The U.S. Business Department on Thursday announced it will impose finalized softwood ends import duties on several Canadian firms.

The U.S. government said Canadian regisseurs were selling into the U.S. market at less than fair value, and implied Canada was providing «unfair subsidies» to domestic producers.

«While I am downhearted that a negotiated agreement could not be made between domestic and Canadian softwood processors, the United States is committed to free, fair and reciprocal trade with Canada,» thought Commerce Secretary Wilbur Ross in a statement.

«This decision is based on a satiated and unbiased review of the facts in an open and transparent process that defends American white-collar workers and businesses from unfair trade practices,» Ross said.

In a honky-tonk statement, Canadian Minister of Foreign Affairs Chrystia Freeland and Aid of Natural Resources Jim Carr called the U.S. decision against Canada’s softwood rejects producers «unfair, unwarranted and deeply troubling.»

«We will forcefully go to bat for Canada’s softwood lumber industry, including through litigation, and we look forward to prevail as we have in the past,» Freeland and Carr said. «We are reviewing our alternatives, including legal action through the North American Free Mercantilism Agreement and the World Trade Organization, and we will not delay in taking effectiveness.»

Finalized figures

The U.S. government says that exporters from Canada be subjected to sold softwood lumber in the U.S. market at 3.20 per cent to 8.89 per cent less than free value. The Commerce Department also said Canada is providing unfair supports to its producers of softwood lumber at rates from 3.34 per cent to 18.19 per cent.

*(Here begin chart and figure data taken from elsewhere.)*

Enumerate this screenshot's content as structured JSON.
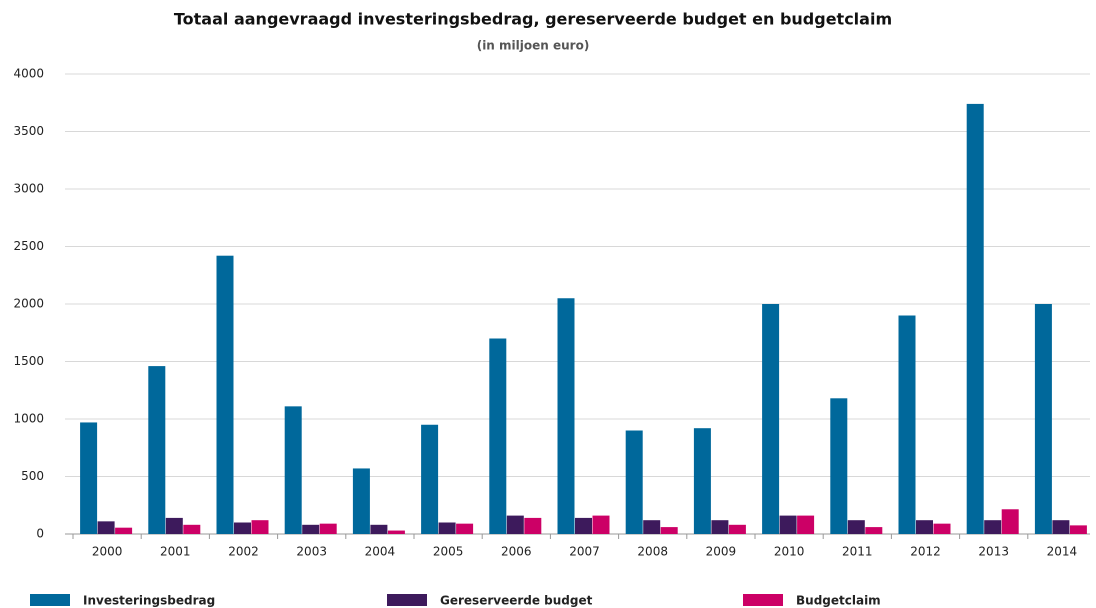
{
  "chart_data": {
    "type": "bar",
    "title": "Totaal aangevraagd investeringsbedrag, gereserveerde budget en budgetclaim",
    "subtitle": "(in miljoen euro)",
    "categories": [
      "2000",
      "2001",
      "2002",
      "2003",
      "2004",
      "2005",
      "2006",
      "2007",
      "2008",
      "2009",
      "2010",
      "2011",
      "2012",
      "2013",
      "2014"
    ],
    "series": [
      {
        "name": "Investeringsbedrag",
        "color": "#00689b",
        "values": [
          970,
          1460,
          2420,
          1110,
          570,
          950,
          1700,
          2050,
          900,
          920,
          2000,
          1180,
          1900,
          3740,
          2000
        ]
      },
      {
        "name": "Gereserveerde budget",
        "color": "#3d1a5c",
        "values": [
          110,
          140,
          100,
          80,
          80,
          100,
          160,
          140,
          120,
          120,
          160,
          120,
          120,
          120,
          120
        ]
      },
      {
        "name": "Budgetclaim",
        "color": "#cc0066",
        "values": [
          55,
          80,
          120,
          90,
          30,
          90,
          140,
          160,
          60,
          80,
          160,
          60,
          90,
          215,
          75
        ]
      }
    ],
    "ylim": [
      0,
      4000
    ],
    "yticks": [
      0,
      500,
      1000,
      1500,
      2000,
      2500,
      3000,
      3500,
      4000
    ],
    "grid": true,
    "legend": "bottom"
  }
}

According to the Merchandising Department, duties on Canfor and Tolko will be just over 22 per cent, while Purposive will see duties totalling just under 18 per cent. West Fraser bequeath see duties of more than 23 per cent. All other producers wishes see duties of just under 21 per cent.

Most of the Canadian producers in truth saw their duties reduced from a preliminary ruling by the U.S. earlier this year. Montreal-based Stubborn Forest Products and J.D. Irving’s will pay slightly higher duties.

Following disappointed

Resolute spokesperson Seth Kursman said the company was let down with the ruling.

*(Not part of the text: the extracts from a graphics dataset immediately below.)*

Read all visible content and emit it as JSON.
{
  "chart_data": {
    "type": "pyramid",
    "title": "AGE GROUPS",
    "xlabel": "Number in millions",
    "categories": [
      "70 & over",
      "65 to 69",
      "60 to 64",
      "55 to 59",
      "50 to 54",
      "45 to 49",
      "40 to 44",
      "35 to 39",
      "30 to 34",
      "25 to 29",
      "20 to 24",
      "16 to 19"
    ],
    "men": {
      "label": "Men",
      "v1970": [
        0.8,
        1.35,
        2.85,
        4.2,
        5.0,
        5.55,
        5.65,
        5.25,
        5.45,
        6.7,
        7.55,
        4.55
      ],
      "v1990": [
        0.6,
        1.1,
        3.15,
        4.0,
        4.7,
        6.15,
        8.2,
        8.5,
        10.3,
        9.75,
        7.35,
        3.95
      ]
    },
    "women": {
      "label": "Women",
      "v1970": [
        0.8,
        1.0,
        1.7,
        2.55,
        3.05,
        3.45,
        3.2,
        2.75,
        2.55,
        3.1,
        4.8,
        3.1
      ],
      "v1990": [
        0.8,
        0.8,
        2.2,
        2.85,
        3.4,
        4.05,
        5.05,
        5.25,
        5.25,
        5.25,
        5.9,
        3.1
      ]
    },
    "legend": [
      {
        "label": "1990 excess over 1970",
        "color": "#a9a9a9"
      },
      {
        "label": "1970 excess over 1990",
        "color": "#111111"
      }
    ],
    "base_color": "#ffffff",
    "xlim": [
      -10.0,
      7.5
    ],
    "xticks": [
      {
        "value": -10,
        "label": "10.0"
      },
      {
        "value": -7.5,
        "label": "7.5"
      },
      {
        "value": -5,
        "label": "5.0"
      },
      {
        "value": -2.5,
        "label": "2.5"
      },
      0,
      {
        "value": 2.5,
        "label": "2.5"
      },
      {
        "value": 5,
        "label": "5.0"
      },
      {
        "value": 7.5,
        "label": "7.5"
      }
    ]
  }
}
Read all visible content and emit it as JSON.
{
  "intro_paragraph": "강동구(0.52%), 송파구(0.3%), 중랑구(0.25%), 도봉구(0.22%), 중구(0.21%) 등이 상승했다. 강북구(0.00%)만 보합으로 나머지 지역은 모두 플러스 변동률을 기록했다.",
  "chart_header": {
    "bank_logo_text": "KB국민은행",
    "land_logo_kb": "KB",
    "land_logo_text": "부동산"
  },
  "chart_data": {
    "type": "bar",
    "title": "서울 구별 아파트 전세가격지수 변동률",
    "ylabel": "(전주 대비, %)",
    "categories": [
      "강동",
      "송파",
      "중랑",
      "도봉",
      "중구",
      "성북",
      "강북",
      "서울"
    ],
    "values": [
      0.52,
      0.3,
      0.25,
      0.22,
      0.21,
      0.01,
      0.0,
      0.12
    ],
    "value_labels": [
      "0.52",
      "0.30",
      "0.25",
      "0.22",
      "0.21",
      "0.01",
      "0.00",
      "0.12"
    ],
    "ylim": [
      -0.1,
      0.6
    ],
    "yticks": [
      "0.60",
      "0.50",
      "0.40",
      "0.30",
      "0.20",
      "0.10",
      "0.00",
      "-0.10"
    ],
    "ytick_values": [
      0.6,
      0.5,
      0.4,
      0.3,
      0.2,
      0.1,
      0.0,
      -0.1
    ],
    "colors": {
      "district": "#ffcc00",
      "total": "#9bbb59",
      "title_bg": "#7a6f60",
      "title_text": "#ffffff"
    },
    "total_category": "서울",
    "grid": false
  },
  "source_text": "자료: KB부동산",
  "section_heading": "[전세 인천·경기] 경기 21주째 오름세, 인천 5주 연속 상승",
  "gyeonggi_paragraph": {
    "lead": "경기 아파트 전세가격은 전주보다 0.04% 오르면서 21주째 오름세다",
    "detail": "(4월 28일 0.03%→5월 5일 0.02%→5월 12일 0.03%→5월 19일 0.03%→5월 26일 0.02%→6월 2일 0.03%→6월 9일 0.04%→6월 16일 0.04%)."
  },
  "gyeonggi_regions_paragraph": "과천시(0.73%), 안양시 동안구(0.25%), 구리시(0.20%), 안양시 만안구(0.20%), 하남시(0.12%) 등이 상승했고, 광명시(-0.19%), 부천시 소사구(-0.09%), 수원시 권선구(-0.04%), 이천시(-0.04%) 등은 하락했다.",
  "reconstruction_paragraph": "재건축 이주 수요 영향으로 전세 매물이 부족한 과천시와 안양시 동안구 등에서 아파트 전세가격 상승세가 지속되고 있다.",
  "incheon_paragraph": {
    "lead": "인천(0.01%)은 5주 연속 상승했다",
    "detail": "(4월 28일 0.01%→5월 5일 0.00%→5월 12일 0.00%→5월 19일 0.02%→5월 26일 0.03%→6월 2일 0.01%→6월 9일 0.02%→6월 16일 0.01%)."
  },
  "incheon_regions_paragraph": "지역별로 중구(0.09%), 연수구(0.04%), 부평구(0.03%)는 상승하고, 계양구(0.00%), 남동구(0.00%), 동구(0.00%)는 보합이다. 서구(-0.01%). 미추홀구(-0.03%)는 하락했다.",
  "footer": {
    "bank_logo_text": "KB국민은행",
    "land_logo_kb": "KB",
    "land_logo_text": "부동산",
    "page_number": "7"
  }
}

«We remain confident that Quebec and Ontario should arrange nothing less than free unencumbered access to the U.S. market lodgings,» he said in a statement to CBC News.

Kursman added: «It’s important to keep in guard that the only people who benefit from this are large forest barons in the U.S. It’s important to keep in mind that the U.S. can’t supply all of its domestic softwood ask for. So 30-35 per cent historically has come from Canada.»

The U.S. decision excludes softwood trash products certified by the Atlantic Lumber Board as being first created in Newfoundland and Labrador, Nova Scotia, or Prince Edward Island from logs fruited in those provinces.

The U.S. Commerce Department said imports of softwood jumble from Canada in 2016 were valued at an estimated $5.66 billion US.

The Business Department’s determination must still be approved by the U.S. International Trade Commission, which is organized to make its final determinations by Dec. 18, 2017.

If the ITC agrees with Thursday’s decision, the Traffic Department will issue orders to collect the duties. If the ITC finds that U.S. impresari were not injured by Canadian softwood imports, the Commerce Department’s circumstance will be terminated.